# PrepareData.ipynb

## Read data from downloaded csv files and create dataframes.

NOTE: Company_Tweet.csv & Tweet.csv are very large data files could not upload them in git as account limit is max 100MB per file

Below are the steps followed to read data and store dataframes:
* To run this code download Resources Company_Tweet.csv & Tweet.csv from kaggle link https://www.kaggle.com/code/saadusama/twitter-s-impact-on-stock-market-prices/data and copy them in Resources folder
* Read tickers data from Resources/CompanyValues.csv, filter Tesla stock data and store it in a dataframe
* Read Twitter data from Company_Tweet.csv & Tweet.csv, filter tweets for Tesla and store in a dataframe

### Necessary imports

In [None]:
import pandas as pd
from pathlib import Path
from datetime import datetime

### Read Ticker data
* Read stock data from Resources/CompanyValues.csv
* Filter dataframe to store only TSLA data
* Drop ticker_symbol column as it is not required anymore
* set index to day_date
* Review DataFrame

In [None]:
market_df = pd.read_csv(Path("Resources/CompanyValues.csv"))
tsla_stock_values_df = market_df[market_df["ticker_symbol"] == "TSLA"]
tsla_stock_values_df = tsla_stock_values_df.drop(["ticker_symbol"],axis=1)
tsla_stock_values_df.set_index("day_date",inplace=True)
tsla_stock_values_df.head()

### Read Twitter Data and prepare one DataFrame for TSLA tweets
* Read Tweets from Resources/Tweet.csv and review dataframe
* Read Resources/Company_Tweet.csv, to find tweets relevant for TSLA, and review dataframe
* Merge both dataframes on tweet_id to get the consolidated tweet data for TSLA
* Review merged dataframe
* Convert post_date to Datetime format

In [None]:
tweets_df = pd.read_csv(Path("Resources/Tweet.csv"))
display(tweets_df.head())
display(tweets_df.shape)

In [None]:
company_tweets_df = pd.read_csv(Path("Resources/Company_Tweet.csv"))
display(company_tweets_df.head())
display(company_tweets_df.shape)

In [None]:
tsla_tweets_df = company_tweets_df[company_tweets_df["ticker_symbol"] == "TSLA"]
display(tsla_tweets_df.head())
display(tsla_tweets_df.shape)

In [None]:
tsla_tweets_df = pd.merge(tsla_tweets_df,tweets_df,on="tweet_id")
display(tsla_tweets_df.head())
display(tsla_tweets_df.tail())

In [None]:
tsla_tweets_df.info()
tsla_tweets_df.shape

In [None]:
# tsla_tweets_df = tsla_tweets_df[tsla_tweets_df["retweet_num"] > 0]
tsla_tweets_df["total_engagement"] = tsla_tweets_df["comment_num"] + tsla_tweets_df["retweet_num"] + tsla_tweets_df["like_num"]
tsla_tweets_df = tsla_tweets_df[tsla_tweets_df["total_engagement"] > 2]
tsla_tweets_df.shape

In [None]:
tsla_tweets_df.post_date=tsla_tweets_df.post_date.apply(lambda z:datetime.fromtimestamp(z))
tsla_tweets_df.head()

In [None]:
tsla_tweets_df.to_csv("Resources/tsla_tweets.csv")

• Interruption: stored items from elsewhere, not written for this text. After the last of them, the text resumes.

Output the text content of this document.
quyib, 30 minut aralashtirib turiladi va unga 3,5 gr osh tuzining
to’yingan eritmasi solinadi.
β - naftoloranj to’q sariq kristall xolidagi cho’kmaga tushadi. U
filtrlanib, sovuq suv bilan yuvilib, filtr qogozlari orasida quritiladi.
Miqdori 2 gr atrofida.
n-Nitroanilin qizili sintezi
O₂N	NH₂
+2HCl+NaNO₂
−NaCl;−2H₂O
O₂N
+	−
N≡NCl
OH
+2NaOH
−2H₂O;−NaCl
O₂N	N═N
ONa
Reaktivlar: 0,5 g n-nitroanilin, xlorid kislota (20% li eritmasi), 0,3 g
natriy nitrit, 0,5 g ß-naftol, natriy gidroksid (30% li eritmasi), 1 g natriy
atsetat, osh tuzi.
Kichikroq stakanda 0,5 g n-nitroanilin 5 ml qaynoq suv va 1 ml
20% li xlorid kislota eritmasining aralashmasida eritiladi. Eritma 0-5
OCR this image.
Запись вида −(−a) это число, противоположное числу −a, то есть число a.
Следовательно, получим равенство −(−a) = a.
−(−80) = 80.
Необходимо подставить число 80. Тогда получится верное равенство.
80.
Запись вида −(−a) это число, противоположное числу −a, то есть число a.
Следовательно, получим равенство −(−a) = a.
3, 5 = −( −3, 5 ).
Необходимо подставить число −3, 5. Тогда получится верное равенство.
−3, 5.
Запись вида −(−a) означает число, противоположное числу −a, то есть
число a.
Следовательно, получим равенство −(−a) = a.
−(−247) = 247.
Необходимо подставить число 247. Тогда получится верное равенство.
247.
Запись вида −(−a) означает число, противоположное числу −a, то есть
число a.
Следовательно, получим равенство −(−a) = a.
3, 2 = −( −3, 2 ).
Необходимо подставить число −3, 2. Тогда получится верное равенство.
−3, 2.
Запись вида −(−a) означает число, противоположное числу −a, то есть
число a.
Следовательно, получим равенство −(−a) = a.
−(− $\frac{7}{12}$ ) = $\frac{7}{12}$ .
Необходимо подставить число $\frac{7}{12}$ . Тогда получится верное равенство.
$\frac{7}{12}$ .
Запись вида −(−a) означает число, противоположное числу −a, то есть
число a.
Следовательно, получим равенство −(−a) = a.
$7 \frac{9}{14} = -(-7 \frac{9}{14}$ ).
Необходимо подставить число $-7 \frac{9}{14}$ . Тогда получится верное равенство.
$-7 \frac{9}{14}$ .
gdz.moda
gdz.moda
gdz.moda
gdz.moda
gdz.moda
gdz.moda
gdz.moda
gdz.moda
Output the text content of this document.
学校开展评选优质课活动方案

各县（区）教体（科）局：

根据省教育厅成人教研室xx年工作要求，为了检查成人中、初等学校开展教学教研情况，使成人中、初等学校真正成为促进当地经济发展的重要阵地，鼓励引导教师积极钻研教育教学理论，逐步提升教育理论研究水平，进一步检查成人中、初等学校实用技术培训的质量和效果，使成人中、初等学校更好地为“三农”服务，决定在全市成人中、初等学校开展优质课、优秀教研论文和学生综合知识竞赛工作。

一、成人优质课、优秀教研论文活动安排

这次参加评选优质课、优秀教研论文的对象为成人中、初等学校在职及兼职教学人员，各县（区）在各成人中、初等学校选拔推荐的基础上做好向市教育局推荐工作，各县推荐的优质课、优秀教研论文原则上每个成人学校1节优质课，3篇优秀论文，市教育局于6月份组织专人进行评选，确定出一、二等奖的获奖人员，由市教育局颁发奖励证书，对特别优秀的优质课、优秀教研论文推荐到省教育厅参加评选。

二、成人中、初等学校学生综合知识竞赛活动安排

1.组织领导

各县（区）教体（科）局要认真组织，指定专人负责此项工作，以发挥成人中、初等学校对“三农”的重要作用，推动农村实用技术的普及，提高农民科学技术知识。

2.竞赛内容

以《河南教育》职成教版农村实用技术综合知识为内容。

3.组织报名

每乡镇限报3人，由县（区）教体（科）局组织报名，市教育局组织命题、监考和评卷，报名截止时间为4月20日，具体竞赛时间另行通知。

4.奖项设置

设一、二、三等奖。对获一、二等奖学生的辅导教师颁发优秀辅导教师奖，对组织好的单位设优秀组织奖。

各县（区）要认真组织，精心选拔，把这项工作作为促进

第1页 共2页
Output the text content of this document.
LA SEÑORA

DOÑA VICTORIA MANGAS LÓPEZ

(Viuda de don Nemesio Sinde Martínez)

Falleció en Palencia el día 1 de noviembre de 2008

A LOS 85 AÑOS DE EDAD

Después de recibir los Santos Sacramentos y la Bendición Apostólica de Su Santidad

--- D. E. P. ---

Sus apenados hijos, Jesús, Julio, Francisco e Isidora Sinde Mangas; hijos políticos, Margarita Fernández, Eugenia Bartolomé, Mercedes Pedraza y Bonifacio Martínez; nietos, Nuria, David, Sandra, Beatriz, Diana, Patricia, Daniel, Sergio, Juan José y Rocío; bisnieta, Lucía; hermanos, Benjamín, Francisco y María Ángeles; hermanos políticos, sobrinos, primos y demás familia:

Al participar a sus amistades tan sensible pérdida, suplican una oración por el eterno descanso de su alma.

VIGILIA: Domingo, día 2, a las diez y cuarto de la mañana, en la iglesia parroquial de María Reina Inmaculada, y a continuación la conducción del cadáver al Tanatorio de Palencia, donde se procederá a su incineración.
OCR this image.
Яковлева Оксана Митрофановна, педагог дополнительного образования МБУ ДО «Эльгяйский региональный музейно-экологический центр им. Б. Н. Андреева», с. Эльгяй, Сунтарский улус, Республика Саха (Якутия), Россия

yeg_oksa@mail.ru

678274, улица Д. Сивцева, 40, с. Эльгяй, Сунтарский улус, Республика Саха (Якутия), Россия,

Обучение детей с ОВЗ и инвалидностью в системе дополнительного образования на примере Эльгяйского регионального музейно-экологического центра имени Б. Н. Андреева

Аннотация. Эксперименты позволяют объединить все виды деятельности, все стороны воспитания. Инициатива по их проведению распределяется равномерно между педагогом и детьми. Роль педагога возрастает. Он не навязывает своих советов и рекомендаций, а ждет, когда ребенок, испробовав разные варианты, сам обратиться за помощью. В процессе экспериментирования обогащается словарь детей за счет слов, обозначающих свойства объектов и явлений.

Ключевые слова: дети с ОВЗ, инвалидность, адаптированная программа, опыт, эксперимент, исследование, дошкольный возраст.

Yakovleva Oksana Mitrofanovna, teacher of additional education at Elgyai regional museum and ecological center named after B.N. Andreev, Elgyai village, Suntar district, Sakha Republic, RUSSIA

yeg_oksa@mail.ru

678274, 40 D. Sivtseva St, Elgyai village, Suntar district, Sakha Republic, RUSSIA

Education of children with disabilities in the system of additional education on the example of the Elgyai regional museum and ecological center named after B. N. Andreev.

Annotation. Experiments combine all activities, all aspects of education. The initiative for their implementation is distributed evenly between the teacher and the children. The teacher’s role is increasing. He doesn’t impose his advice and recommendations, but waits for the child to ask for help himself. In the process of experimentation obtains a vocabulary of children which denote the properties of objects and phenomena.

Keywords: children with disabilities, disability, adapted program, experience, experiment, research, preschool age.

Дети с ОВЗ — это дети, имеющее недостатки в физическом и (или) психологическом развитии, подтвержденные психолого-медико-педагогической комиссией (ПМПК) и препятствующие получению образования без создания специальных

### Store dataframes in IPython's Database
This will help reuse the dataframes, without repeating the code.
* %store - stores variables, aliases and macros in IPython’s database.
* store TSLA tweets dataframe and stock market data in IPython's database

In [None]:
%store tsla_tweets_df
%store tsla_stock_values_df